S pneumoniae has always been a clinically significant cause of morbidity and mortality but never more so than now because of the emergence of strains resistant to many antibiotics. One approach to this problem is to improve host protective immunity to the organism by immunisation. Current vaccines have a good safety record but limited efficacy, especially in the patients most in need of protection.
This may be overcome by the development of conjugated vaccines. Briefly, the pneumococcal polysaccharide capsules are attached to a protein carrier in the same way as the highly successful conjugated Haemophilus influenzae type b vaccine. The conjugation step renders the vaccine more immunogenic to the immune system49 and higher concentrations of antibody to capsular antigens are attained. However, these vaccines will contain a limited number of pneumococcal capsules as only seven to nine capsular polysaccharides can be attached to the protein carrier. While such conjugated vaccines will provide effective protection to strains contained within the vaccine, patients at risk may remain susceptible to strains not contained in the vaccine.

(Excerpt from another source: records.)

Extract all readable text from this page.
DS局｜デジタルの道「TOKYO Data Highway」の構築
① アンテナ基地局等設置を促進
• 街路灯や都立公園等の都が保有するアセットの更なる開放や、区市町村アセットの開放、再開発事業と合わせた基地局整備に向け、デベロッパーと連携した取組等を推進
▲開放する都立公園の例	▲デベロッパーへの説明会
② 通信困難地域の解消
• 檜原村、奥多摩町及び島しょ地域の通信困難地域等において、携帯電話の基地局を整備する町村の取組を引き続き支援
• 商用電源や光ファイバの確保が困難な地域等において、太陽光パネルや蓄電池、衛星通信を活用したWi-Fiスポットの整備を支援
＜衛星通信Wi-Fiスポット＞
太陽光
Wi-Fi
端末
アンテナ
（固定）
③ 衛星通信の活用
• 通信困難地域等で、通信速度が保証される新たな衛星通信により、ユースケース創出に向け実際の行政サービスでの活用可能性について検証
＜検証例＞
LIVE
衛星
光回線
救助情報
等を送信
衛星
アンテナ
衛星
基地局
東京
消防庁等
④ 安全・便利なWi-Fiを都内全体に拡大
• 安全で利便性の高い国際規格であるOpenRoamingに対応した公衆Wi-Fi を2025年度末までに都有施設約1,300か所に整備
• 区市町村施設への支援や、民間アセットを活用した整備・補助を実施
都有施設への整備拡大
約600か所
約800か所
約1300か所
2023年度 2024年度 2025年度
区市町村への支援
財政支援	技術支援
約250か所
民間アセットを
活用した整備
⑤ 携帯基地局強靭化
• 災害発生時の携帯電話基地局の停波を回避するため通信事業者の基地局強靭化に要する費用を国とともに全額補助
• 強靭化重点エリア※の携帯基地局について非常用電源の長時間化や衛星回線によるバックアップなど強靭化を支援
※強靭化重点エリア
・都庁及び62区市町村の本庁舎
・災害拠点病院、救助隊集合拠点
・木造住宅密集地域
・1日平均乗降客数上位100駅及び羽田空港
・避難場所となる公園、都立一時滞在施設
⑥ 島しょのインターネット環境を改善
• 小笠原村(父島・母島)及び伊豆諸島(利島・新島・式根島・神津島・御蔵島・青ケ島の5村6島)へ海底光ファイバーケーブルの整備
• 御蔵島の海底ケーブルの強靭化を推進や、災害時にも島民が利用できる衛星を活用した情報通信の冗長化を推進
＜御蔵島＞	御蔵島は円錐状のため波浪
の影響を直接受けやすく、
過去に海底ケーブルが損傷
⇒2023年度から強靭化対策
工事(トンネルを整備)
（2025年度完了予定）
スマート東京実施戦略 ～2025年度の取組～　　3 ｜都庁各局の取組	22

Safety and immunogenicity of conjugated pentavalent pneumococcal vaccines have been reported in a few trials. The clinical efficacy remains to be tested as well as the effect of such vaccines on pneumococcal carriage and the pattern of pneumococcal disease. A decrease in carriage will be important epidemiologically, as this will imply protection even for those not vaccinated in the community. Furthermore, since systemic vaccination with polysaccharide vaccines does not induce a protective immune response to S pneumoniae in the groups most vulnerable to invasive disease such as infants, elderly people, and immunocompromised patients, another route of immunisation may be worth exploring. Mucosal immune responses develop early in life and function well in elderly people, so mucosal vaccination by the oral, intratracheal, or intranasal routes are options worth considering.
Despite 100 years of pneumococcal research our knowledge of this organism is far from complete—it remains a formidable, worldwide threat to health, particularly to children in poor populations. Clearly, this is an international problem requiring new approaches to combating an old foe, who once again is winning the battle.
This review was in part funded by the COGENT Trust (trust or correction of genetic diseases by transplantation) and by the Westminster Hospitals Special Trustees.